Dr David Lewis: October 2014 Trip to China
Peter Scales and David Lewis were both invited to participate in the Chinese Hydraulic Engineering Society’s annual conference in Tianjin in October. The Society has a long history and 80,000 members. On the second day there was an international session, with interesting speakers from UK, Canada, Korea and Japan as well as China. Peter’s talk was on the extensive scope to reduce losses of water in delivery systems and on farms. David spoke about the major challenges in getting water markets like Australia’s to work in China.
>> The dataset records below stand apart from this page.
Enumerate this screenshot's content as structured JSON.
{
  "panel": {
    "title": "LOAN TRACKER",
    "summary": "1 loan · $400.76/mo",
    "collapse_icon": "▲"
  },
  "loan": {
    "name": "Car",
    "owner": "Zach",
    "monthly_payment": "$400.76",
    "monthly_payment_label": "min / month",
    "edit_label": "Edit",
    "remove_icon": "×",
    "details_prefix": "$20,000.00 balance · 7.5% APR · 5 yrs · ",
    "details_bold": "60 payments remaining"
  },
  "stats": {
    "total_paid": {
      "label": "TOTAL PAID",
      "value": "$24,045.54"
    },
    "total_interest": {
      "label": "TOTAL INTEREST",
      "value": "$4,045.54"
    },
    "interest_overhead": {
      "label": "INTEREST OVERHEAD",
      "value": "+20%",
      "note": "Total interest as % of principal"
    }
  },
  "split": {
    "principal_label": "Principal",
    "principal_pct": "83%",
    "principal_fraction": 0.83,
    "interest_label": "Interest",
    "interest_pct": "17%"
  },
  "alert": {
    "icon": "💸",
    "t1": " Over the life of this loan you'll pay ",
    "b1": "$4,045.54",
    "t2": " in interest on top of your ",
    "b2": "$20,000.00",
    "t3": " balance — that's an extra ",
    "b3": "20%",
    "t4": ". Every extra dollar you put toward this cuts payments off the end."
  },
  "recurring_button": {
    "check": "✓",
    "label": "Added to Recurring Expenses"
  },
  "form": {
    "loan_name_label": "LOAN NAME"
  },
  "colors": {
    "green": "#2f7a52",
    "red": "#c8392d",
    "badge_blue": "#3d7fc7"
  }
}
David afterwards spent five days in the Shiyang basin of Gansu province, looking at the pilot water trading scheme driven by Prof Wang Zhongjing and Dr Zheng Hang of Tsinghua University. The very smart web application that Tsinghua has developed was being introduced to five new irrigation areas. Only one real trade took place this time, less than had been hoped for, which highlighted the hurdles to attaining an active water market.
- Water rights are inseparable from land — which itself is not privately owned but is allocated by the state for farmers’ use — so only trade of the current year’s water allocations is possible at present.
- Farmers have very small plots of land, serviced by canals that mostly don't have proper gates let alone meters.
- If trade is by water user associations — representing about 400 farmers — then the proceeds of a sale don’t go to those individual farmers who went without water, and the farmers in general are suspicious and angry.
- So far trade can only be quite local, so there is not a lot disparity in soils, crops and water needs to generate trade.
Some companies have purchased water rights by investing in infrastructure that saves water. This is not like a normal market, with lots of players and predefined rights. It is important in such cases that the savings are transparently verified to exist and to be permanent.
The Chinese government appears to be keen to pursue water trading. Certainly if water markets could be made to work properly in China, then as in Australia they could play a crucial role in driving the best possible use of a very scarce resource. Some of the hurdles remain very hard to get over though.